Соголон пытается выдержать этот взгляд. Не то чтобы она бросает вызов или пытается быть твердой, но ей опостылело, что мужики воздействуют на нее своей силой, даже если это просто давящий взгляд. Она упорно не отводит глаз и моргает всего единожды. Аеси, понятно, пересиливает и не моргает, кажется, вообще. Все это происходит так быстро, что со стороны едва ли заметно, но она видит, даже непонятно почему. Прямо перед тем, как снова заулыбаться, он хмурится. Эта маска занимает всё его лицо, а затем исчезает.

– Твоей госпоже надо бы напомнить, чтобы впредь держала язык за зубами. Хотя права говорить ей об этом у тебя нет, – молвит он. – Кто назвал тебя Соголон?

– Я сама.

– Ложь. Это имя дала тебе госпожа.

В этот момент один из стражников хватается за живот, и его крючит рвотный позыв. Соголон отвлекается, а когда поворачивается обратно, Аэси смотрит на нее с угрюмой пристальностью.

– Выведите его, – не повернув головы, командует он и встает, думая уходить. – Что будет, когда хозяин тебя найдет? – спрашивает он.

У Соголон отвисает челюсть.
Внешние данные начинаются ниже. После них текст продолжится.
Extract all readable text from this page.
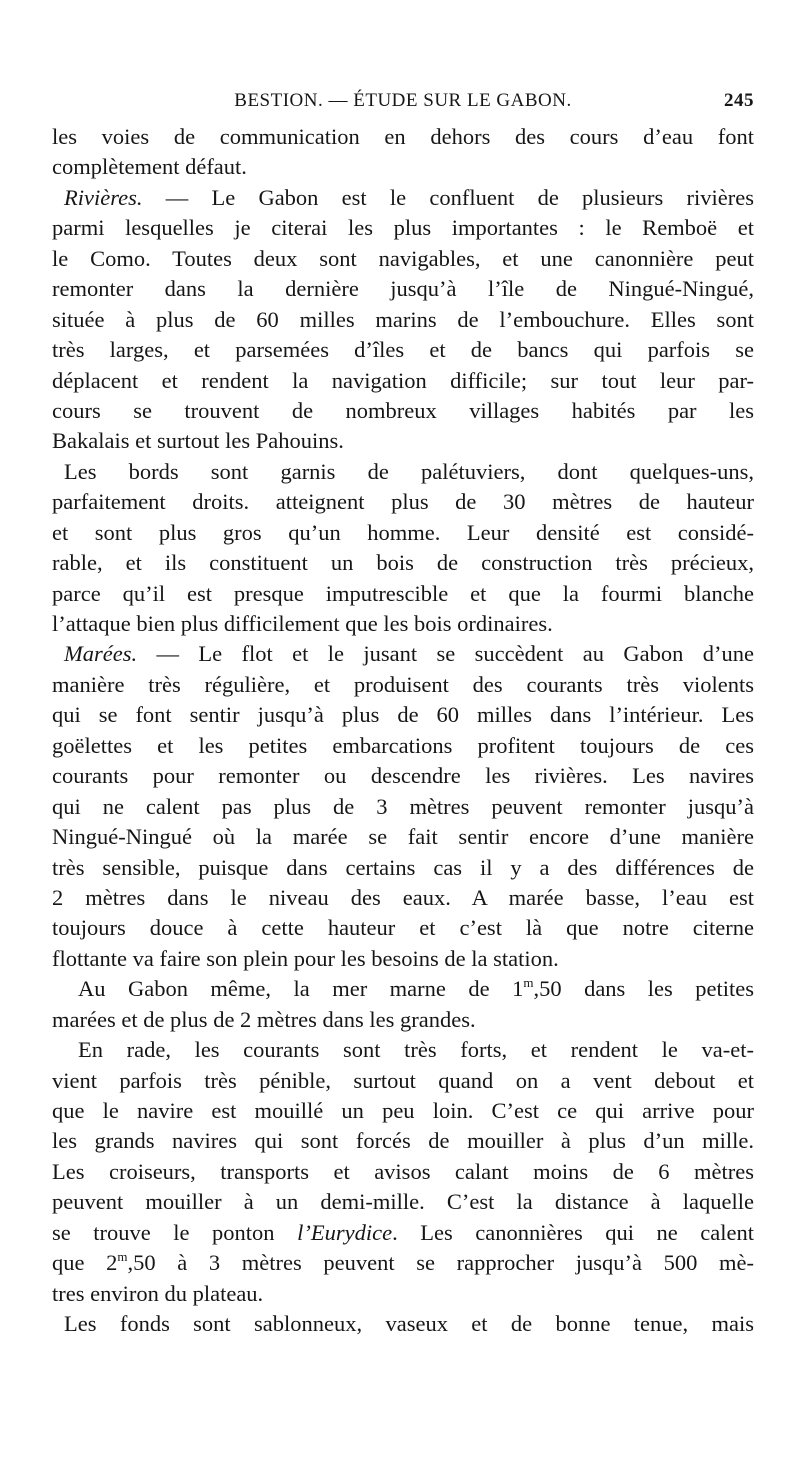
BESTION. — ÉTUDE SUR LE GABON.	245
les voies de communication en dehors des cours d’eau font
complètement défaut.
Rivières. — Le Gabon est le confluent de plusieurs rivières
parmi lesquelles je citerai les plus importantes : le Remboë et
le Como. Toutes deux sont navigables, et une canonnière peut
remonter dans la dernière jusqu’à l’île de Ningué-Ningué,
située à plus de 60 milles marins de l’embouchure. Elles sont
très larges, et parsemées d’îles et de bancs qui parfois se
déplacent et rendent la navigation difficile; sur tout leur par-
cours se trouvent de nombreux villages habités par les
Bakalais et surtout les Pahouins.
Les bords sont garnis de palétuviers, dont quelques-uns,
parfaitement droits. atteignent plus de 30 mètres de hauteur
et sont plus gros qu’un homme. Leur densité est considé-
rable, et ils constituent un bois de construction très précieux,
parce qu’il est presque imputrescible et que la fourmi blanche
l’attaque bien plus difficilement que les bois ordinaires.
Marées. — Le flot et le jusant se succèdent au Gabon d’une
manière très régulière, et produisent des courants très violents
qui se font sentir jusqu’à plus de 60 milles dans l’intérieur. Les
goëlettes et les petites embarcations profitent toujours de ces
courants pour remonter ou descendre les rivières. Les navires
qui ne calent pas plus de 3 mètres peuvent remonter jusqu’à
Ningué-Ningué où la marée se fait sentir encore d’une manière
très sensible, puisque dans certains cas il y a des différences de
2 mètres dans le niveau des eaux. A marée basse, l’eau est
toujours douce à cette hauteur et c’est là que notre citerne
flottante va faire son plein pour les besoins de la station.
Au Gabon même, la mer marne de 1$^m$,50 dans les petites
marées et de plus de 2 mètres dans les grandes.
En rade, les courants sont très forts, et rendent le va-et-
vient parfois très pénible, surtout quand on a vent debout et
que le navire est mouillé un peu loin. C’est ce qui arrive pour
les grands navires qui sont forcés de mouiller à plus d’un mille.
Les croiseurs, transports et avisos calant moins de 6 mètres
peuvent mouiller à un demi-mille. C’est la distance à laquelle
se trouve le ponton l’Eurydice. Les canonnières qui ne calent
que 2$^m$,50 à 3 mètres peuvent se rapprocher jusqu’à 500 mè-
tres environ du plateau.
Les fonds sont sablonneux, vaseux et de bonne tenue, mais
Аеси склабится.

– Ладно, это я так. Это не про тебя, – говорит он.

Хозяйка на весь остаток дня укладывается в постель и остается в ней до утра. Где-то перед рассветом она разражается криком:

– Твои слова годятся для любой женщины, чье платье ты не задираешь! – после чего просыпается.

Соголон сидит рядом у ее кровати, в спальном кресле.
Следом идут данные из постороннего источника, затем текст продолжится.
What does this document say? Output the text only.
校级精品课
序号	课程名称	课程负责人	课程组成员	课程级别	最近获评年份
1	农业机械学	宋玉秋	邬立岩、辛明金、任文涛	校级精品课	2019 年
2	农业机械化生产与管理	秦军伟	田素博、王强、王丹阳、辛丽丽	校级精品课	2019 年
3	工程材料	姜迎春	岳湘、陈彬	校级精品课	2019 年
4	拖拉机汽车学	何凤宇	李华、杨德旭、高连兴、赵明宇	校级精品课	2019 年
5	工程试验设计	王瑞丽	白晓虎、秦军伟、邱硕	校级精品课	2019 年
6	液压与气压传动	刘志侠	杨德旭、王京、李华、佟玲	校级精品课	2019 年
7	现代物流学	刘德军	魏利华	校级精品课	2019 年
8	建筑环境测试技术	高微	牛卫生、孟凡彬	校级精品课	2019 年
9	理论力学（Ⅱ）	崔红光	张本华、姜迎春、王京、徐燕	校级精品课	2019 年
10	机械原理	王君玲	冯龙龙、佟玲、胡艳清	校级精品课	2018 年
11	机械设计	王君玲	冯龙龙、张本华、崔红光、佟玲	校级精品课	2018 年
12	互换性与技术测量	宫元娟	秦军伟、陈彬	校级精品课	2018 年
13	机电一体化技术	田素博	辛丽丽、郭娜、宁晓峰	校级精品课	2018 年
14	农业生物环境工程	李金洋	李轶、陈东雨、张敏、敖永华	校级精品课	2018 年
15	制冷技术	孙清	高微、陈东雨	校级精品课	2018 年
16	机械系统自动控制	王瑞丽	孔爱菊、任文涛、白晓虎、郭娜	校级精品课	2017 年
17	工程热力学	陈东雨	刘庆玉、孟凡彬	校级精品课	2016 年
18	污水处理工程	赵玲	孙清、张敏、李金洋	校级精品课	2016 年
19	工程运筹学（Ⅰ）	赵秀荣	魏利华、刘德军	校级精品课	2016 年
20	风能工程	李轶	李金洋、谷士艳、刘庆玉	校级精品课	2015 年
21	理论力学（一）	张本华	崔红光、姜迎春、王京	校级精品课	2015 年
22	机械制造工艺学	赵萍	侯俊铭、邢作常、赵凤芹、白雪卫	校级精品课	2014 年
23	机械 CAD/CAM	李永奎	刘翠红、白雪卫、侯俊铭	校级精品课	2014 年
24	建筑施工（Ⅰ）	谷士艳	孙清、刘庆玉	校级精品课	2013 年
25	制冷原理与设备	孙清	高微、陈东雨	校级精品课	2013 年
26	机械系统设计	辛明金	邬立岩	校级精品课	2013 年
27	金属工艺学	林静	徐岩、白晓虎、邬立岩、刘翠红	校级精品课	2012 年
– Ты зачем за мной приглядываешь, девочка? Я не больна.

– Меня просто сморил здесь сон, госпожа.

– Смотри, чтобы он тебя впредь здесь не смаривал. Я не потерплю, чтобы за мной приглядывали. Хотя чего это я… Такой чудесный день! Зачем портить его недовольством и брюзжанием? На это просто нет времени. Соголон, сейчас же ступай в поварню. Завтракать я буду яйцами, а не тем кошмаром, который повар наверняка приготовит. Ах какой славный день!

Не успевает Соголон отойти, как хозяйка зовет ее обратно.

– А когда вернешься, мы выберем, какая из этих тканей лучше подходит для платья и геле.

– Да, госпожа.

– Соголон, ты… Ладно, иди. Нет, постой! Зачем я спрашиваю об этом тебя, какую-то там девчонку из буша?

Соголон как ни в чем не бывало поворачивается, чтобы идти.

– Я просто не знаю, что мне ей сказать, – растерянно признается ей в спину госпожа Комвоно. – Не как верноподданной, а как другу. Как женщине.

– Я не знаю, госпожа, какое слово вы напоследок сказали Сестре Короля, но…

– Да не сестре, глупая ты девчонка. Я говорю о дочери короля. Сестры у Кваша Кагара нет.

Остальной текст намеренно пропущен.